US Airways' revenue fell 0.6 percent to $2.76 billion.

The company's shares rose 17 cents, or 2.3 percent, to $7.47 on the New York Stock Exchange.

JETBLUE, ALASKA LOSSES

JetBlue said its pretax loss widened to $49 million for the quarter from $3 million a year earlier. The airline had not completed evaluating tax deductibility, preventing it from finalizing net results until mid-February.

Excluding a $53 million noncash charge for the valuation of auction rate securities, JetBlue reported pretax income of $4 million.

The company recorded $58 million in losses on fuel hedges that settled during the fourth quarter.

JetBlue shares rose 22 cents, or 3.4 percent, to $6.78 on Nasdaq (NASDAQ: news) .

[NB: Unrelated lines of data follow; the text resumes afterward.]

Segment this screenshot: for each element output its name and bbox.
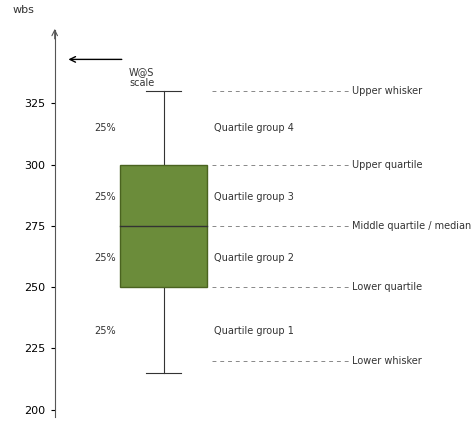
Text: Quartile group 4: Quartile group 4 (214, 123, 294, 133)
Text: W@S
scale: W@S scale (129, 67, 154, 88)
Text: Quartile group 3: Quartile group 3 (214, 192, 294, 201)
Text: Quartile group 1: Quartile group 1 (214, 326, 294, 336)
Text: Lower whisker: Lower whisker (352, 356, 421, 366)
Text: Upper whisker: Upper whisker (352, 86, 422, 96)
Text: 25%: 25% (94, 123, 116, 133)
Text: wbs: wbs (12, 5, 34, 14)
Text: 25%: 25% (94, 192, 116, 201)
Text: Upper quartile: Upper quartile (352, 160, 422, 170)
Bar (120, 165, 208, 287)
Text: 25%: 25% (94, 253, 116, 263)
Text: Lower quartile: Lower quartile (352, 282, 422, 292)
Text: 25%: 25% (94, 326, 116, 336)
Text: Middle quartile / median: Middle quartile / median (352, 221, 471, 231)
Text: Quartile group 2: Quartile group 2 (214, 253, 294, 263)
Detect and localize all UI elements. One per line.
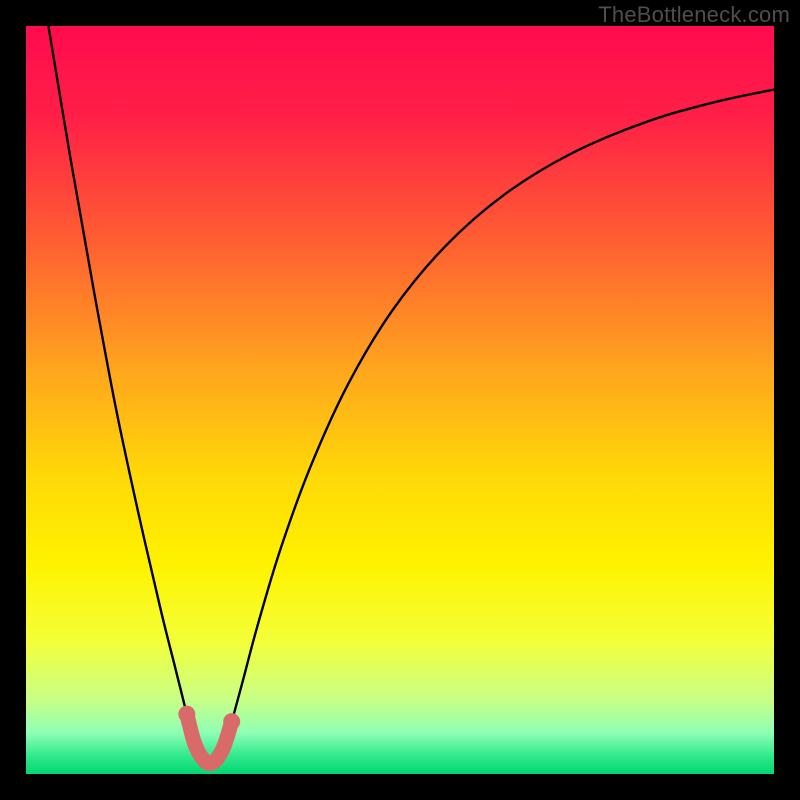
watermark-text: TheBottleneck.com: [598, 2, 790, 28]
bottleneck-chart: [0, 0, 800, 800]
chart-gradient-background: [26, 26, 774, 774]
optimal-range-dot-right: [223, 713, 240, 730]
optimal-range-dot-left: [178, 706, 195, 723]
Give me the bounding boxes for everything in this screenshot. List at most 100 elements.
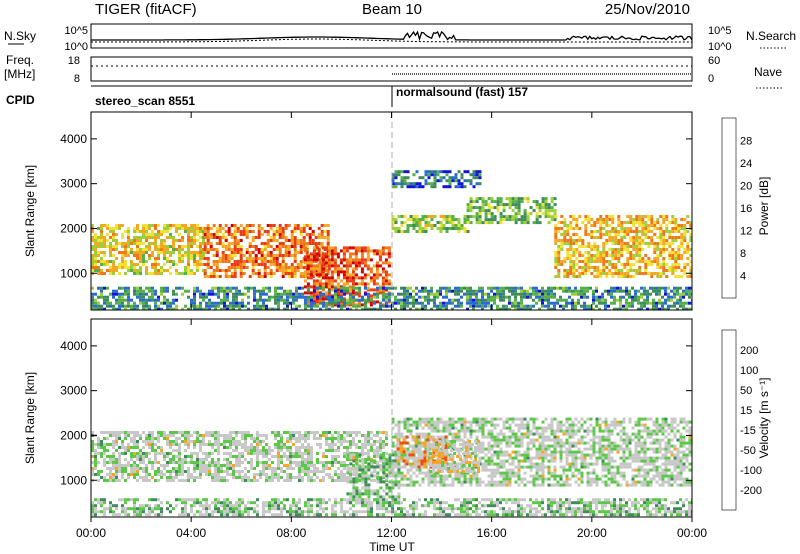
power-cell (235, 286, 238, 290)
power-cell (505, 215, 509, 219)
power-cell (653, 272, 657, 275)
power-cell (596, 257, 600, 260)
velocity-cell (289, 476, 292, 479)
power-cell (406, 170, 410, 174)
power-cell (301, 292, 304, 296)
power-cell (233, 260, 237, 263)
power-cell (130, 298, 133, 302)
power-cell (487, 197, 491, 201)
power-cell (306, 300, 310, 304)
power-cell (572, 218, 576, 221)
power-cell (133, 301, 136, 305)
power-cell (324, 246, 328, 250)
power-cell (562, 298, 565, 302)
power-cell (303, 273, 307, 277)
velocity-cell (214, 467, 217, 470)
power-cell (689, 266, 692, 269)
power-cell (481, 295, 484, 299)
power-cell (641, 221, 645, 224)
power-cell (318, 279, 322, 283)
power-cell (403, 289, 406, 293)
power-cell (236, 248, 240, 251)
velocity-cell (421, 435, 425, 439)
velocity-cell (235, 431, 238, 434)
power-cell (331, 304, 334, 308)
power-cell (623, 248, 627, 251)
power-cell (370, 307, 373, 310)
velocity-cell (196, 434, 199, 437)
power-cell (293, 257, 297, 260)
power-cell (563, 218, 567, 221)
power-cell (345, 273, 349, 277)
power-cell (599, 236, 603, 239)
power-cell (596, 251, 600, 254)
power-cell (559, 304, 562, 308)
power-cell (563, 239, 567, 242)
velocity-cell (184, 431, 187, 434)
power-cell (206, 227, 210, 230)
velocity-cell (301, 458, 304, 461)
velocity-cell (196, 476, 199, 479)
power-cell (688, 286, 691, 290)
power-cell (644, 263, 648, 266)
power-cell (239, 233, 243, 236)
power-cell (94, 260, 97, 263)
velocity-cell (136, 452, 139, 455)
power-cell (331, 295, 334, 299)
power-cell (689, 233, 692, 236)
power-cell (312, 294, 316, 298)
velocity-cell (91, 467, 94, 470)
power-cell (439, 224, 443, 227)
power-cell (287, 251, 291, 254)
power-cell (511, 218, 515, 222)
power-cell (314, 248, 318, 251)
velocity-cell (349, 440, 352, 443)
power-cell (448, 185, 452, 189)
power-cell (239, 257, 243, 260)
velocity-cell (274, 470, 277, 473)
power-cell (257, 272, 261, 275)
power-cell (322, 286, 325, 290)
power-cell (91, 254, 94, 257)
power-cell (328, 301, 331, 305)
power-cell (581, 254, 585, 257)
velocity-cell (448, 429, 452, 433)
power-cell (608, 263, 612, 266)
velocity-cell (463, 465, 467, 469)
velocity-cell (331, 476, 334, 479)
velocity-cell (307, 452, 310, 455)
velocity-cell (469, 429, 473, 433)
power-cell (317, 266, 321, 269)
power-cell (427, 182, 431, 186)
power-cell (230, 275, 234, 278)
power-cell (224, 272, 228, 275)
velocity-cell (199, 476, 202, 479)
power-cell (342, 252, 346, 256)
power-cell (397, 298, 400, 302)
power-cell (469, 206, 473, 210)
velocity-cell (103, 461, 106, 464)
power-cell (689, 248, 692, 251)
velocity-cell (481, 417, 485, 421)
power-cell (136, 272, 139, 275)
power-cell (493, 200, 497, 204)
power-cell (433, 224, 437, 227)
power-cell (547, 212, 551, 216)
velocity-cell (355, 452, 358, 455)
power-cell (235, 301, 238, 305)
velocity-cell (193, 470, 196, 473)
power-cell (230, 254, 234, 257)
power-cell (554, 233, 558, 236)
velocity-cell (463, 435, 467, 439)
power-cell (517, 209, 521, 213)
power-cell (653, 227, 657, 230)
power-cell (349, 295, 352, 299)
velocity-cell (469, 480, 473, 484)
power-cell (233, 236, 237, 239)
power-cell (196, 266, 199, 269)
velocity-cell (241, 452, 244, 455)
power-cell (661, 304, 664, 308)
power-cell (325, 307, 328, 310)
velocity-cell (436, 435, 440, 439)
power-cell (100, 286, 103, 290)
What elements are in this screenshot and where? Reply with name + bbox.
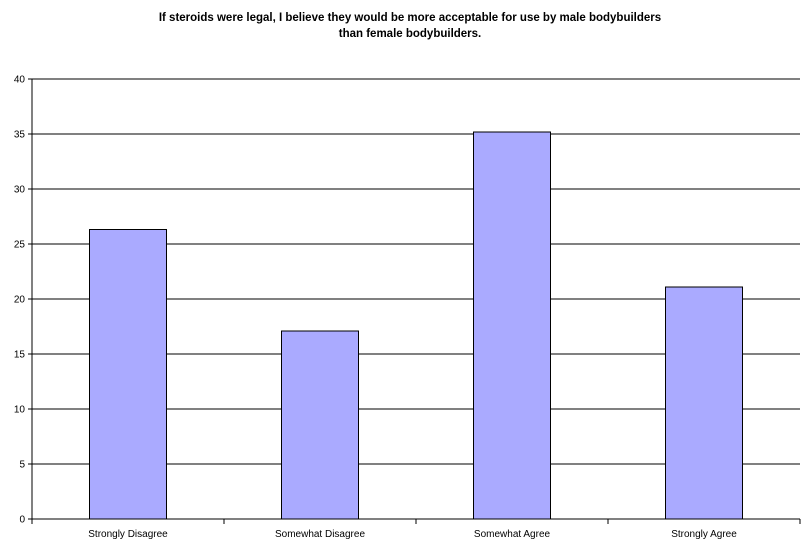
- y-tick-label-40: 40: [14, 75, 26, 86]
- chart-title-line-2: than female bodybuilders.: [338, 28, 482, 40]
- y-tick-label-0: 0: [19, 515, 25, 526]
- y-tick-label-5: 5: [19, 460, 25, 471]
- x-tick-label-strongly-disagree: Strongly Disagree: [88, 529, 168, 540]
- y-tick-label-10: 10: [14, 405, 26, 416]
- y-tick-label-15: 15: [14, 350, 26, 361]
- y-tick-label-20: 20: [14, 295, 26, 306]
- y-tick-label-30: 30: [14, 185, 26, 196]
- y-tick-label-25: 25: [14, 240, 26, 251]
- chart-title: If steroids were legal, I believe they w…: [60, 10, 760, 42]
- y-tick-label-35: 35: [14, 130, 26, 141]
- x-tick-label-somewhat-disagree: Somewhat Disagree: [275, 529, 365, 540]
- x-tick-label-somewhat-agree: Somewhat Agree: [474, 529, 551, 540]
- bar-somewhat-disagree: [281, 330, 359, 520]
- bar-somewhat-agree: [473, 131, 551, 520]
- bar-strongly-agree: [665, 286, 743, 520]
- bar-strongly-disagree: [89, 229, 167, 520]
- x-tick-label-strongly-agree: Strongly Agree: [671, 529, 737, 540]
- chart-title-line-1: If steroids were legal, I believe they w…: [158, 12, 662, 24]
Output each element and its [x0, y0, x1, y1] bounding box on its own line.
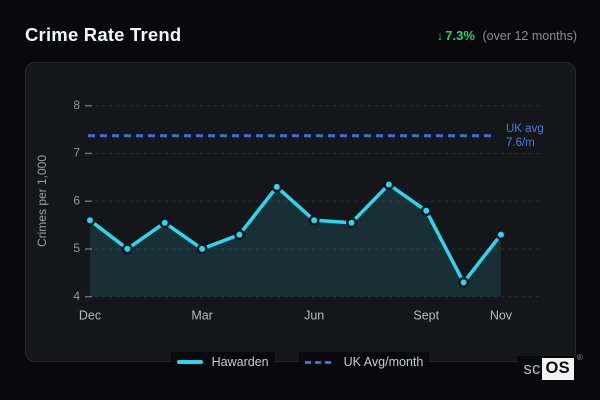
data-point[interactable] — [234, 229, 245, 241]
data-point[interactable] — [458, 276, 469, 288]
legend-label: Hawarden — [211, 355, 269, 369]
delta-caption: (over 12 months) — [482, 29, 577, 43]
delta-indicator: ↓ 7.3% (over 12 months) — [437, 28, 577, 43]
chart-legend: Hawarden UK Avg/month — [0, 352, 600, 372]
data-point[interactable] — [383, 179, 395, 190]
data-point[interactable] — [84, 214, 96, 226]
x-tick-label: Jun — [304, 308, 324, 322]
y-tick-label: 5 — [73, 241, 80, 255]
data-point[interactable] — [121, 243, 133, 255]
registered-mark: ® — [576, 353, 583, 362]
solid-line-swatch-icon — [176, 360, 203, 364]
data-point[interactable] — [159, 217, 171, 229]
data-point[interactable] — [308, 214, 320, 226]
data-point[interactable] — [420, 205, 432, 217]
logo-prefix: sc — [523, 359, 541, 378]
y-tick-label: 6 — [73, 193, 80, 207]
y-tick-label: 7 — [73, 146, 80, 160]
area-fill — [90, 184, 501, 297]
y-tick-label: 8 — [73, 98, 80, 112]
data-point[interactable] — [271, 181, 283, 193]
y-axis-title: Crimes per 1,000 — [35, 155, 49, 247]
arrow-down-icon: ↓ — [436, 28, 444, 43]
x-tick-label: Nov — [490, 308, 513, 322]
data-point[interactable] — [495, 229, 507, 241]
uk-avg-value-label: 7.6/m — [506, 137, 535, 149]
x-tick-label: Dec — [79, 308, 101, 322]
uk-avg-label: UK avg — [506, 123, 544, 135]
data-point[interactable] — [196, 243, 208, 255]
x-tick-label: Mar — [191, 308, 213, 322]
scos-logo: sc OS ® — [517, 353, 583, 382]
delta-value: 7.3% — [445, 28, 475, 43]
page-title: Crime Rate Trend — [25, 24, 182, 45]
legend-item-hawarden[interactable]: Hawarden — [170, 352, 275, 372]
logo-box-text: OS — [545, 359, 570, 377]
y-tick-label: 4 — [73, 289, 80, 303]
series-line-hawarden — [88, 182, 503, 285]
logo-box: OS ® — [541, 353, 583, 380]
dashed-line-swatch-icon — [304, 360, 335, 364]
legend-item-uk-avg[interactable]: UK Avg/month — [298, 352, 430, 372]
data-point[interactable] — [346, 217, 357, 229]
legend-label: UK Avg/month — [343, 355, 424, 369]
x-tick-label: Sept — [413, 308, 439, 322]
chart-card — [25, 62, 576, 362]
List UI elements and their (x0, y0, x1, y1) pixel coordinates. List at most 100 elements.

Alaska Air (NYSE: ALK - news) also posted a fourth-quarter net loss on Thursday. The loss of $75.2 million, or $2.08 per share, compared with a year-earlier net profit of $7.4 million or 19 cents per share.

Among the special charges was a realized loss of $50 million from early termination of fuel hedging contracts.

Alaska Air shares rose $2.31, or 8.7 percent, to $28.92 on the New York Stock Exchange.